Chinook salmon at the Oregon Hatchery Research Center.
Photo: Emily M. Putman
Young salmon with no experience of the world, and without any guidance, are able to use the Earth’s magnetic field to find locations on the other side of the ocean. Using an inherited magnetic GPS, these fish can find favorable feeding grounds that generations of salmon have frequented.
Chinook salmon hatch in freshwater but migrate to the ocean, where they spend several years. They then make a single return migration to spawn in freshwater, typically near where they hatched, and die after the breeding season.
Nathan Putman, along with colleagues from Oregon State University, the University of Washington, the University of North Carolina, and the Oregon Hatchery Research Center, thought young salmon might be depending on a navigation system based on inherited instructions. Such a map has thus far been demonstrated in only one animal:hatchling loggerhead sea turtles, who use an inherited magnetic map to navigate the open ocean and find feeding grounds.
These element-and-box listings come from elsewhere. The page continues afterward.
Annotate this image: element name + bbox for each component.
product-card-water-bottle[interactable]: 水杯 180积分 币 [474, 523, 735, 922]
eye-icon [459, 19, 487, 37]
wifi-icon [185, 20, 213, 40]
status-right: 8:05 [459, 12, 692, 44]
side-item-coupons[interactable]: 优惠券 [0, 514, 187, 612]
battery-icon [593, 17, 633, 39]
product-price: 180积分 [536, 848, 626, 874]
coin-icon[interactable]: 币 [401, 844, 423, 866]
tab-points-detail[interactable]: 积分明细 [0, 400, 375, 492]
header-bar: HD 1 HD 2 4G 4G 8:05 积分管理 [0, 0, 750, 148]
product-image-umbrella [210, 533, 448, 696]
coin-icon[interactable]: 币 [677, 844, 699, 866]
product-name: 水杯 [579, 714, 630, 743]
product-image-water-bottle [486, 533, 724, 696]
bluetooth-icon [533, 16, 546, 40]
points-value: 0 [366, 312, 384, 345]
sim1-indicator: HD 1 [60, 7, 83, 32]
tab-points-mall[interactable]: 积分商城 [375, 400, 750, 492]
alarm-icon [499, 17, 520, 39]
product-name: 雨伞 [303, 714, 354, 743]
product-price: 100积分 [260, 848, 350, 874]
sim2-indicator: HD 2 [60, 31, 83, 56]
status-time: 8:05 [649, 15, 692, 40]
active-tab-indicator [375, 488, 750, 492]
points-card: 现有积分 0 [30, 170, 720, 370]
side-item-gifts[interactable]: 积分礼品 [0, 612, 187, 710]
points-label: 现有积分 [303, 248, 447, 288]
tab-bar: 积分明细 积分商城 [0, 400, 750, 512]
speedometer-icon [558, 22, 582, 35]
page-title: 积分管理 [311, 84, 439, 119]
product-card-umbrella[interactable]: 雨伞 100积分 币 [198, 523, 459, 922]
Salmon, like sea turtles, are able to leave their hatching site and find specific areas in the ocean with no prior experience or elder animals to lead them. An inherited map would let these animals know where they are and be available even with no migratory experience.
Animal Magnetism
There is a growing body of work showing diverse animals use the magnetic field of the Earth to orient their movements. Because of its gradual and regular gradients across the globe, it seems like one of the few environmental features that would really be useful to an animal traveling long distances.
Putman and his colleagues used a magnetic coil system to test young Chinook salmon with no migratory experience. They created magnetic fields like the ones that exist in parts of the salmon’s ocean range by changing the amperage running through copper wires surrounding the buckets that held the fish. “If the fish used the magnetic field to know where they are, we could make them think that they were north or south of their typical oceanic range by changing the field around them,says Putman.
The team used two magnetic parameters. Field intensity is the magnitude of Earth’s magnetic field, and generally increases as one gets closer to the poles. Inclination angle is the direction of the field relative to Earth’s surface. It is 90° at the poles and progressively less steep at the equator. The gradients of these two parameters are not parallel and so geographic locations have unique magnetic addresses defined by a combination of intensity and inclination. An animal that detects both of these magnetic features would in effect have both latitudinal and longitudinal information about where it was.